# ports-mgmt/synth: Upgrade version 1.43 => 1.50



## marino (Aug 31, 2016)

```
This release improves robustness and activates the watchdog.
It leverages the procctl functionality to ensure all processes spawned
from a builder are reaped, which in turn ensures that tmpfs mounts can
be dismounted.  Previously stuck processes could prevent those dismounts,
trapping them as new mounts get placed on top.

This also finally enables the watchdog that will kill runaway builds.
The watchdog has a specific time limit per build phase where it will
kill the build if the log doesn't grow over the previous X minutes.

No activity timeout limits per phase are:

  check_sanity    :   1 minute
  pkg_depends     :   3 minutes
  fetch           : 480 minutes
  checksum        : 480 minutes (fetches if required)
  extract_depends :   3 minutes
  extract         :  30 minutes
  patch_depends   :   3 minutes
  patch           :   3 minutes
  build_depends   :   5 minutes
  build           :  20 minutes
  run_depends     :  10 minutes
  stage           :  20 minutes
  check_plist     :   3 minutes
  pkg_package     : 120 minutes
  install_mtree   :   3 minutes
  install         :  10 minutes
  deinstall       :  10 minutes

A minor change regarding the swap display: If there is no swap installed,
it will now display "n/a" instead of "100%"
```


----------



## mpeterma (Sep 25, 2016)

Hi, is there a way to configure / tune this time limits (apart from changing the code)?
I just had observed that my devel/llvm37 build phase did exceed the limits on a busy machine.
Thanks & kind regards,
Matthias


----------



## marino (Sep 25, 2016)

No.  Are you using v1.51 ?
Chances are the machine is overloaded if there's no output in 20 - 60 minutes.
What's the ncpu, how much RAM do you have, and what's your #builders and #jobs per builder?

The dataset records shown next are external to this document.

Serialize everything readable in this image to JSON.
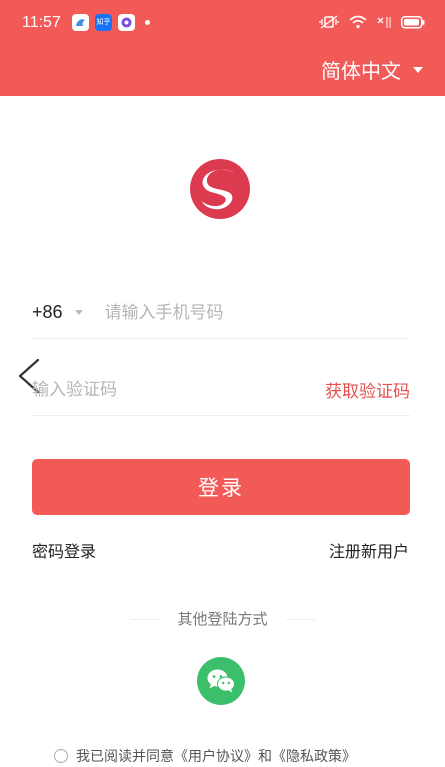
{
  "status_bar": {
    "time": "11:57",
    "app1_icon": "bird-icon",
    "app2_label": "知乎",
    "app3_icon": "chat-icon"
  },
  "header": {
    "language_label": "简体中文"
  },
  "form": {
    "country_code": "+86",
    "phone_placeholder": "请输入手机号码",
    "code_placeholder": "输入验证码",
    "get_code_label": "获取验证码",
    "login_label": "登录"
  },
  "links": {
    "password_login": "密码登录",
    "register": "注册新用户"
  },
  "other_login_label": "其他登陆方式",
  "agreement": {
    "prefix": "我已阅读并同意",
    "user_agreement": "《用户协议》",
    "and": "和",
    "privacy_policy": "《隐私政策》"
  },
  "colors": {
    "brand": "#f25a58",
    "link_red": "#e6514f",
    "wechat_green": "#3cbf6b"
  }
}
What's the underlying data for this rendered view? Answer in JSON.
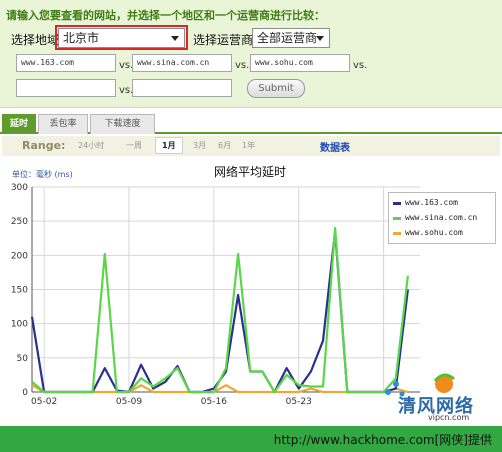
{
  "form": {
    "intro": "请输入您要查看的网站，并选择一个地区和一个运营商进行比较：",
    "region_label": "选择地域",
    "region_value": "北京市",
    "isp_label": "选择运营商：",
    "isp_value": "全部运营商",
    "sites": [
      "www.163.com",
      "www.sina.com.cn",
      "www.sohu.com",
      "",
      ""
    ],
    "vs_label": "vs.",
    "submit_label": "Submit"
  },
  "tabs": [
    {
      "label": "延时",
      "active": true
    },
    {
      "label": "丢包率",
      "active": false
    },
    {
      "label": "下载速度",
      "active": false
    }
  ],
  "range": {
    "label": "Range:",
    "options": [
      "24小时",
      "一周",
      "1月",
      "3月",
      "6月",
      "1年"
    ],
    "selected": "1月",
    "data_table_link": "数据表"
  },
  "chart": {
    "title": "网络平均延时",
    "unit_label": "单位：毫秒 (ms)"
  },
  "chart_data": {
    "type": "line",
    "title": "网络平均延时",
    "ylabel": "单位：毫秒 (ms)",
    "ylim": [
      0,
      300
    ],
    "yticks": [
      0,
      50,
      100,
      150,
      200,
      250,
      300
    ],
    "xlim": [
      0,
      32
    ],
    "xticks": [
      {
        "x": 1,
        "label": "05-02"
      },
      {
        "x": 8,
        "label": "05-09"
      },
      {
        "x": 15,
        "label": "05-16"
      },
      {
        "x": 22,
        "label": "05-23"
      },
      {
        "x": 29,
        "label": ""
      }
    ],
    "grid": true,
    "legend_position": "top-right",
    "series": [
      {
        "name": "www.163.com",
        "color": "#2b2f8f",
        "x": [
          0,
          1,
          2,
          3,
          4,
          5,
          6,
          7,
          8,
          9,
          10,
          11,
          12,
          13,
          14,
          15,
          16,
          17,
          18,
          19,
          20,
          21,
          22,
          23,
          24,
          25,
          26,
          27,
          28,
          29,
          30,
          31
        ],
        "values": [
          110,
          0,
          0,
          0,
          0,
          0,
          35,
          2,
          0,
          40,
          5,
          15,
          38,
          0,
          0,
          5,
          30,
          142,
          30,
          30,
          0,
          35,
          5,
          30,
          75,
          235,
          0,
          0,
          0,
          0,
          5,
          150
        ]
      },
      {
        "name": "www.sina.com.cn",
        "color": "#5ad64a",
        "x": [
          0,
          1,
          2,
          3,
          4,
          5,
          6,
          7,
          8,
          9,
          10,
          11,
          12,
          13,
          14,
          15,
          16,
          17,
          18,
          19,
          20,
          21,
          22,
          23,
          24,
          25,
          26,
          27,
          28,
          29,
          30,
          31
        ],
        "values": [
          15,
          0,
          0,
          0,
          0,
          0,
          202,
          0,
          0,
          20,
          8,
          20,
          35,
          0,
          0,
          0,
          35,
          202,
          30,
          30,
          0,
          25,
          10,
          8,
          8,
          240,
          0,
          0,
          0,
          0,
          20,
          170
        ]
      },
      {
        "name": "www.sohu.com",
        "color": "#f0a830",
        "x": [
          0,
          1,
          2,
          3,
          4,
          5,
          6,
          7,
          8,
          9,
          10,
          11,
          12,
          13,
          14,
          15,
          16,
          17,
          18,
          19,
          20,
          21,
          22,
          23,
          24,
          25,
          26,
          27,
          28,
          29,
          30,
          31
        ],
        "values": [
          10,
          0,
          0,
          0,
          0,
          0,
          0,
          0,
          0,
          10,
          0,
          0,
          0,
          0,
          0,
          0,
          10,
          0,
          0,
          0,
          0,
          0,
          0,
          5,
          0,
          0,
          0,
          0,
          0,
          0,
          5,
          0
        ]
      }
    ]
  },
  "watermark": {
    "brand": "清风网络",
    "sub": "vipcn.com"
  },
  "footer": {
    "text": "http://www.hackhome.com[网侠]提供"
  }
}
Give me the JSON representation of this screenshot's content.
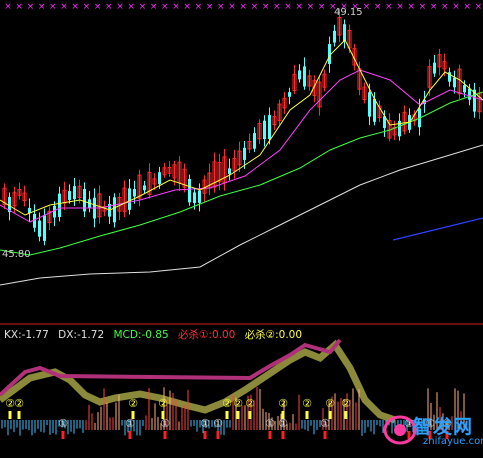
{
  "colors": {
    "background": "#000000",
    "up_candle": "#ff2a2a",
    "down_candle": "#54ffff",
    "ma_white": "#e0e0e0",
    "ma_yellow": "#ffff40",
    "ma_magenta": "#ff40ff",
    "ma_green": "#40ff40",
    "trend_blue": "#3040ff",
    "marker_magenta": "#ff2aff",
    "separator": "#d02020",
    "kx": "#e0e0e0",
    "dx": "#e0e0e0",
    "mcd": "#40ff40",
    "bisha1": "#ff3030",
    "bisha2": "#ffff40"
  },
  "price_labels": {
    "high": "49.15",
    "low": "45.80"
  },
  "indicator": {
    "kx": "KX:-1.77",
    "dx": "DX:-1.72",
    "mcd": "MCD:-0.85",
    "bisha1": "必杀①:0.00",
    "bisha2": "必杀②:0.00"
  },
  "signals": {
    "two": "②",
    "one": "①"
  },
  "watermark": {
    "main": "智发网",
    "sub": "zhifayue.com"
  },
  "chart_data": {
    "type": "candlestick",
    "title": "",
    "high_label": 49.15,
    "low_label": 45.8,
    "indicator_values": {
      "KX": -1.77,
      "DX": -1.72,
      "MCD": -0.85,
      "必杀①": 0.0,
      "必杀②": 0.0
    }
  }
}
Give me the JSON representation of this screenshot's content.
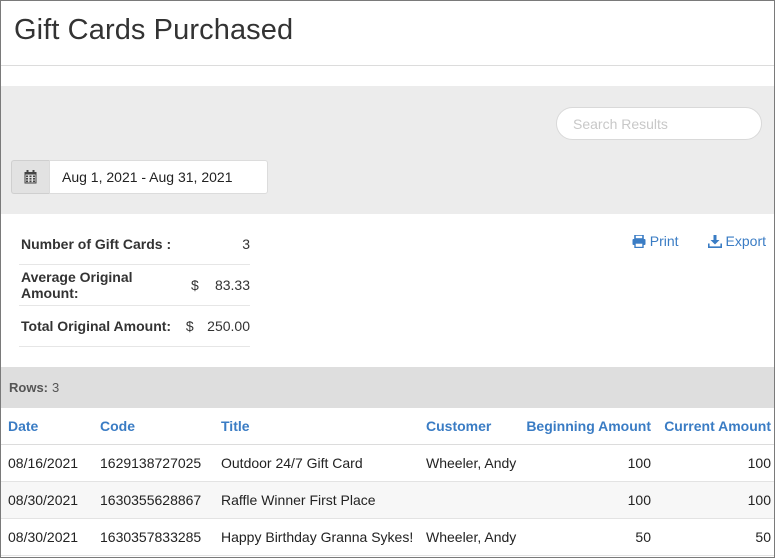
{
  "page": {
    "title": "Gift Cards Purchased"
  },
  "filters": {
    "search_placeholder": "Search Results",
    "date_range": "Aug 1, 2021 - Aug 31, 2021",
    "calendar_icon": "calendar-icon"
  },
  "summary": {
    "count_label": "Number of Gift Cards :",
    "count_value": "3",
    "avg_label": "Average Original Amount:",
    "avg_currency": "$",
    "avg_value": "83.33",
    "total_label": "Total Original Amount:",
    "total_currency": "$",
    "total_value": "250.00"
  },
  "actions": {
    "print_label": "Print",
    "export_label": "Export",
    "print_icon": "printer-icon",
    "export_icon": "download-icon"
  },
  "rows_info": {
    "label": "Rows:",
    "count": "3"
  },
  "table": {
    "headers": [
      "Date",
      "Code",
      "Title",
      "Customer",
      "Beginning Amount",
      "Current Amount"
    ],
    "rows": [
      [
        "08/16/2021",
        "1629138727025",
        "Outdoor 24/7 Gift Card",
        "Wheeler, Andy",
        "100",
        "100"
      ],
      [
        "08/30/2021",
        "1630355628867",
        "Raffle Winner First Place",
        "",
        "100",
        "100"
      ],
      [
        "08/30/2021",
        "1630357833285",
        "Happy Birthday Granna Sykes!",
        "Wheeler, Andy",
        "50",
        "50"
      ]
    ]
  },
  "colors": {
    "link": "#3a7cc4",
    "band": "#ececec",
    "rows_bar": "#dedede"
  }
}
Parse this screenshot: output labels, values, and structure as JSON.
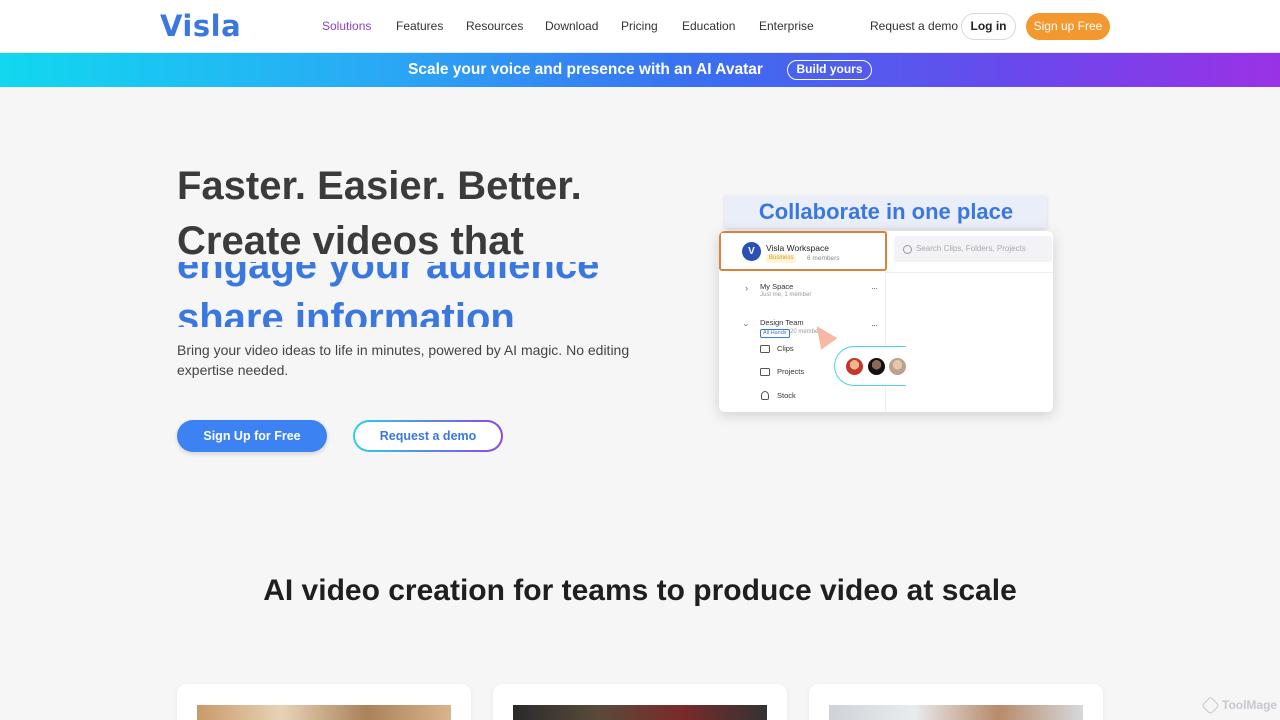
{
  "header": {
    "logo": "Visla",
    "nav": [
      "Solutions",
      "Features",
      "Resources",
      "Download",
      "Pricing",
      "Education",
      "Enterprise"
    ],
    "request_demo": "Request a demo",
    "login": "Log in",
    "signup": "Sign up Free"
  },
  "banner": {
    "text": "Scale your voice and presence with an AI Avatar",
    "cta": "Build yours"
  },
  "hero": {
    "line1": "Faster. Easier. Better.",
    "line2": "Create videos that",
    "rotating": [
      "engage your audience",
      "share information"
    ],
    "subtitle": "Bring your video ideas to life in minutes, powered by AI magic. No editing expertise needed.",
    "cta_primary": "Sign Up for Free",
    "cta_secondary": "Request a demo"
  },
  "mockup": {
    "title": "Collaborate in one place",
    "workspace_name": "Visla Workspace",
    "workspace_badge": "Business",
    "workspace_members": "6 members",
    "search_placeholder": "Search Clips, Folders, Projects",
    "my_space": "My Space",
    "my_space_sub": "Just me, 1 member",
    "design_team": "Design Team",
    "all_hands": "All Hands",
    "design_team_sub": "20 members",
    "items": [
      "Clips",
      "Projects",
      "Stock"
    ],
    "more": "···"
  },
  "section": {
    "title": "AI video creation for teams to produce video at scale"
  },
  "watermark": "ToolMage",
  "colors": {
    "brand_blue": "#3a78e0",
    "nav_active": "#8b3fd6",
    "signup_orange": "#f3972f"
  }
}
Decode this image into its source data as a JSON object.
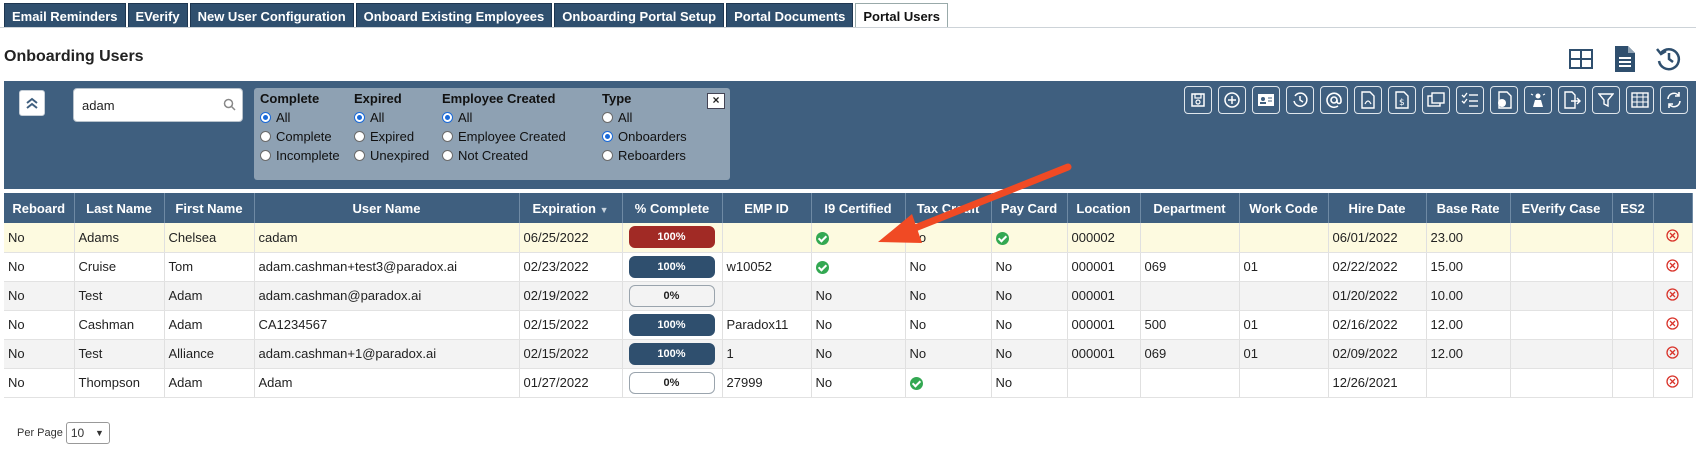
{
  "tabs": [
    {
      "label": "Email Reminders"
    },
    {
      "label": "EVerify"
    },
    {
      "label": "New User Configuration"
    },
    {
      "label": "Onboard Existing Employees"
    },
    {
      "label": "Onboarding Portal Setup"
    },
    {
      "label": "Portal Documents"
    },
    {
      "label": "Portal Users"
    }
  ],
  "active_tab": "Portal Users",
  "page_title": "Onboarding Users",
  "search": {
    "value": "adam"
  },
  "filters": {
    "complete": {
      "title": "Complete",
      "options": [
        "All",
        "Complete",
        "Incomplete"
      ],
      "selected": "All"
    },
    "expired": {
      "title": "Expired",
      "options": [
        "All",
        "Expired",
        "Unexpired"
      ],
      "selected": "All"
    },
    "employee_created": {
      "title": "Employee Created",
      "options": [
        "All",
        "Employee Created",
        "Not Created"
      ],
      "selected": "All"
    },
    "type": {
      "title": "Type",
      "options": [
        "All",
        "Onboarders",
        "Reboarders"
      ],
      "selected": "Onboarders"
    },
    "close_label": "×"
  },
  "table": {
    "columns": [
      "Reboard",
      "Last Name",
      "First Name",
      "User Name",
      "Expiration",
      "% Complete",
      "EMP ID",
      "I9 Certified",
      "Tax Credit",
      "Pay Card",
      "Location",
      "Department",
      "Work Code",
      "Hire Date",
      "Base Rate",
      "EVerify Case",
      "ES2",
      ""
    ],
    "sort_indicator": "▼",
    "rows": [
      {
        "reboard": "No",
        "last": "Adams",
        "first": "Chelsea",
        "user": "cadam",
        "exp": "06/25/2022",
        "pct": "100%",
        "empid": "",
        "i9": "check",
        "tax": "No",
        "pay": "check",
        "loc": "000002",
        "dept": "",
        "work": "",
        "hire": "06/01/2022",
        "rate": "23.00",
        "everify": "",
        "es2": ""
      },
      {
        "reboard": "No",
        "last": "Cruise",
        "first": "Tom",
        "user": "adam.cashman+test3@paradox.ai",
        "exp": "02/23/2022",
        "pct": "100%",
        "empid": "w10052",
        "i9": "check",
        "tax": "No",
        "pay": "No",
        "loc": "000001",
        "dept": "069",
        "work": "01",
        "hire": "02/22/2022",
        "rate": "15.00",
        "everify": "",
        "es2": ""
      },
      {
        "reboard": "No",
        "last": "Test",
        "first": "Adam",
        "user": "adam.cashman@paradox.ai",
        "exp": "02/19/2022",
        "pct": "0%",
        "empid": "",
        "i9": "No",
        "tax": "No",
        "pay": "No",
        "loc": "000001",
        "dept": "",
        "work": "",
        "hire": "01/20/2022",
        "rate": "10.00",
        "everify": "",
        "es2": ""
      },
      {
        "reboard": "No",
        "last": "Cashman",
        "first": "Adam",
        "user": "CA1234567",
        "exp": "02/15/2022",
        "pct": "100%",
        "empid": "Paradox11",
        "i9": "No",
        "tax": "No",
        "pay": "No",
        "loc": "000001",
        "dept": "500",
        "work": "01",
        "hire": "02/16/2022",
        "rate": "12.00",
        "everify": "",
        "es2": ""
      },
      {
        "reboard": "No",
        "last": "Test",
        "first": "Alliance",
        "user": "adam.cashman+1@paradox.ai",
        "exp": "02/15/2022",
        "pct": "100%",
        "empid": "1",
        "i9": "No",
        "tax": "No",
        "pay": "No",
        "loc": "000001",
        "dept": "069",
        "work": "01",
        "hire": "02/09/2022",
        "rate": "12.00",
        "everify": "",
        "es2": ""
      },
      {
        "reboard": "No",
        "last": "Thompson",
        "first": "Adam",
        "user": "Adam",
        "exp": "01/27/2022",
        "pct": "0%",
        "empid": "27999",
        "i9": "No",
        "tax": "check",
        "pay": "No",
        "loc": "",
        "dept": "",
        "work": "",
        "hire": "12/26/2021",
        "rate": "",
        "everify": "",
        "es2": ""
      }
    ]
  },
  "per_page": {
    "label": "Per Page",
    "value": "10"
  },
  "colors": {
    "header": "#3f5f7f",
    "tab": "#2f4f6e",
    "progress_full": "#2f4f6e",
    "progress_highlight": "#a12a25",
    "check": "#33a852",
    "delete": "#d9342b",
    "arrow": "#f04a24"
  },
  "icons": {
    "top": [
      "grid-layout-icon",
      "document-icon",
      "history-icon"
    ],
    "toolbar": [
      "save-icon",
      "add-icon",
      "user-card-icon",
      "history-icon",
      "at-icon",
      "pdf-icon",
      "document-dollar-icon",
      "copy-folder-icon",
      "checklist-icon",
      "document-refresh-icon",
      "person-highlight-icon",
      "export-icon",
      "filter-icon",
      "table-icon",
      "refresh-icon"
    ]
  }
}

I suspect your ram is low for the #builders + #jobs per builder and your machine is swapping hard.

FYI, I may bump the time limits of build and stage phases by 20% for usual suspects.


----------



## mpeterma (Sep 25, 2016)

Hi John, thanks for the quick response. The setup is as follows:

* AMD FX(tm)-6300 Six-Core Processor (3515.62-MHz K8-class CPU)
* 16 GB RAM
* Number_of_builders= 4
* Max_jobs_per_builder= 3
* FreeBSD 11-RELEASE
* ZFS root
* Swap 16 GB, but not used
* Synth 1.51

Do you recommend reducing the number of builders?
Furthermore, does the 20 min limit mean that the watchdog kills the process if the whole build phase takes 20 min, or if the build log doesn't get a new line in 20 min?

Best regards,
Matthias


----------



## marino (Sep 25, 2016)

wow, it looks like if anything your setup is conservative.   You shouldn't be having any issues.
"20 minutes" in this case means that the log wasn't incremented over a 20 minute period.  If it gets a single new line, the timer resets.
That is just the base time.  If your system is loaded (e.g. 5-minute average is > 12 with a ncpu=6 system) then that time limit grows (to 40 minutes in that example).

honestly I think your configuration is fine.  It's hard to imagine your machine being so loaded that it tripped the watchdog.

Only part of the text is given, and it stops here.